抄録
Background: Trabecular meshwork remodeling leads to aqueous humor outflow resistance and increases intraocular pressure, one of the major risk factor of glaucoma. Renin angiotensin system (RAS) inhibitors are known to attenuate tissue remodeling in cardiovascular system, however their effects on human trabecular meshwork (HTM) are poorly understood.
Objectives: To evaluate dose and time-dependent effects of RAS inhibitors on production and degradation of ECM in dexamethasone-treated HTM cells.

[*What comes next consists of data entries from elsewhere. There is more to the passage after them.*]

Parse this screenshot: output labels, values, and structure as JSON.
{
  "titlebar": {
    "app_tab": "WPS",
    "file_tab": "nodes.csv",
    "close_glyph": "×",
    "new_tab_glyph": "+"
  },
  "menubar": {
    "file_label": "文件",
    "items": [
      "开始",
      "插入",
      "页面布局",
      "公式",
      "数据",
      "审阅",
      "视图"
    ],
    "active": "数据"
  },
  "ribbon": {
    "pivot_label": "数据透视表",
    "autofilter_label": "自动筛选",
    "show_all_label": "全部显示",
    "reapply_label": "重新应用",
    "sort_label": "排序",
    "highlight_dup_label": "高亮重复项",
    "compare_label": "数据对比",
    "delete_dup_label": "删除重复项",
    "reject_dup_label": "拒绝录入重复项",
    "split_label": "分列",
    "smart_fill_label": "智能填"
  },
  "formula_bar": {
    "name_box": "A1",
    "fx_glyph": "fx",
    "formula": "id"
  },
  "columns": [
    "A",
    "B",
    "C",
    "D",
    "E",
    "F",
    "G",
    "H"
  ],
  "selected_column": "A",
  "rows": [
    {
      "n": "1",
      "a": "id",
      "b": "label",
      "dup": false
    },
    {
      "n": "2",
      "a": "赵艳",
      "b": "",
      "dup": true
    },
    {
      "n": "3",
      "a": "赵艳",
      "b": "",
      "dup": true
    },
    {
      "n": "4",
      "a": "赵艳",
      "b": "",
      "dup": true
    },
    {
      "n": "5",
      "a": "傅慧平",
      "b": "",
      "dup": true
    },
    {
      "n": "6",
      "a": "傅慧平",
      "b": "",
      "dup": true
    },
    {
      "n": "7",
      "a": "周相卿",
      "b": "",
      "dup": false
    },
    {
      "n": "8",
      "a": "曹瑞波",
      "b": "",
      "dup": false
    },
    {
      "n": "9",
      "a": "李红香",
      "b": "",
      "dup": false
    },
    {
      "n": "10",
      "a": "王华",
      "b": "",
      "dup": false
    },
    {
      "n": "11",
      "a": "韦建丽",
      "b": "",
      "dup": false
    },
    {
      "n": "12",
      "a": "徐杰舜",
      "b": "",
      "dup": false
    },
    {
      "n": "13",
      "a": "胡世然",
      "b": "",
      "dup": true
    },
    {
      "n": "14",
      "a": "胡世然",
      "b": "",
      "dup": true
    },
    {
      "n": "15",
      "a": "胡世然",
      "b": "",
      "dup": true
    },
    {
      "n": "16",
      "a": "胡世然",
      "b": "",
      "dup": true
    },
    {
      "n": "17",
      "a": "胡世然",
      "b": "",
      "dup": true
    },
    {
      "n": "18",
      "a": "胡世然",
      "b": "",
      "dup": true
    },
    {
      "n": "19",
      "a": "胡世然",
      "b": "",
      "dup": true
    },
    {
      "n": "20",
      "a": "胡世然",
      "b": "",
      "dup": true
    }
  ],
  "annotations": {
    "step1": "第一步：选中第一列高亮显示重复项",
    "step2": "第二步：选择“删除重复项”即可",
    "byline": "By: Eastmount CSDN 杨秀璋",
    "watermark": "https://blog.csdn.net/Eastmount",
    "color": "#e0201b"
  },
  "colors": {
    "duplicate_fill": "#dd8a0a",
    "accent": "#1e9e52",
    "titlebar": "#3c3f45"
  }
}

Methods: HTM cells were divided into ten groups: Group 1 was cultured in medium only; group 2 in medium with dexamethasone 1E-7 M. The rest of the groups were co-treated with dexamethasone 1E-7 M and enalaprilat dehydrate or losartan potassium in concentrations of 1E-4, 1E-5, 1E-6, and 1E-7 M for both drugs. All groups were incubated for 7 and 14 days. Immunocytochemistry, western blot and ELISA were performed to measure fibronectin, a-smooth muscle actin (a-SMA), metalloproteinase (MMP) 2 and 9, and tissue inhibitors of MMPs (TIMPs) 1 and 2.

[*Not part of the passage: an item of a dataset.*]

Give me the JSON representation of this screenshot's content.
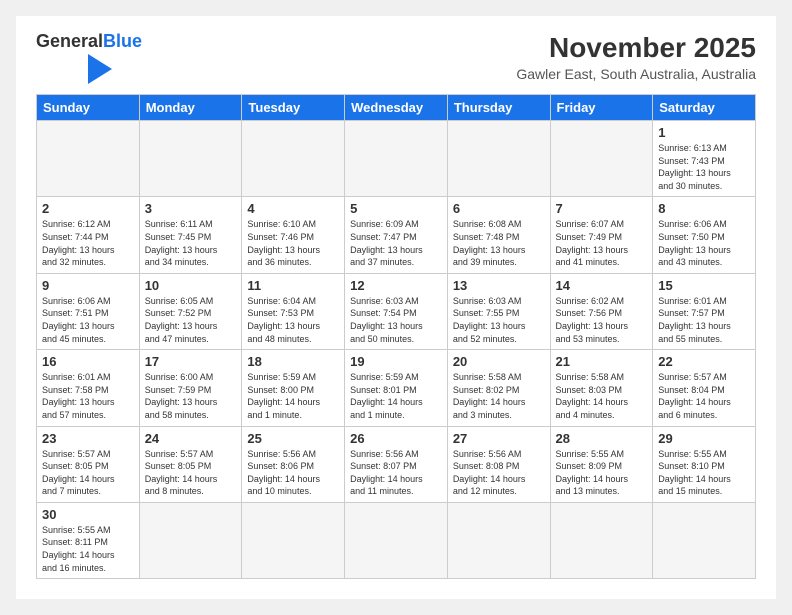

Results: Dexamethasone significantly increased production of fibronectin, a-SMA and both TIMP-1 and 2 by day 14 of treatment while significantly reducing production of MMP-2 and MMP-9. Both RAS inhibitors abolished the effects of dexamethasone on ECM deposition by decreasing production of fibronectin and a-SMA at all tested concentrations and both time points with the maximum reduction (p<0.05) 1.82 and 1.93 folds for fibronectin and 2.62 and 1.95 folds for a-SMA in enalaprilat and losartan treated groups, respectively. Compared to dexamethasone-treated group, MMP-2 and 9 levels showed significant increase by 3.08 and 3.78 folds in enalaprilat and by 2.93 and 4.10 folds in losartan co-treated groups, while both TIMP-1 and 2 levels were significantly reduced by 2.25 folds and 2.13 folds in enalaprilat-treated group and by 2.25 folds and 2.64 folds in losartan-treated group. No significant differences were found between all tested doses of both drugs.
Conclusion: RAS inhibitors significantly decrease ECM deposition in dexamethasone treated HTM cells which is likely contributed by modulating of production MMPs and TIMPs. Both groups, ACE inhibitors and ARBs, are potentially attractive in the treatment of glaucoma.
We acknowledge the financial support from the grants: 600-IRMI/MyRA 5/3BESTARI (013/2017).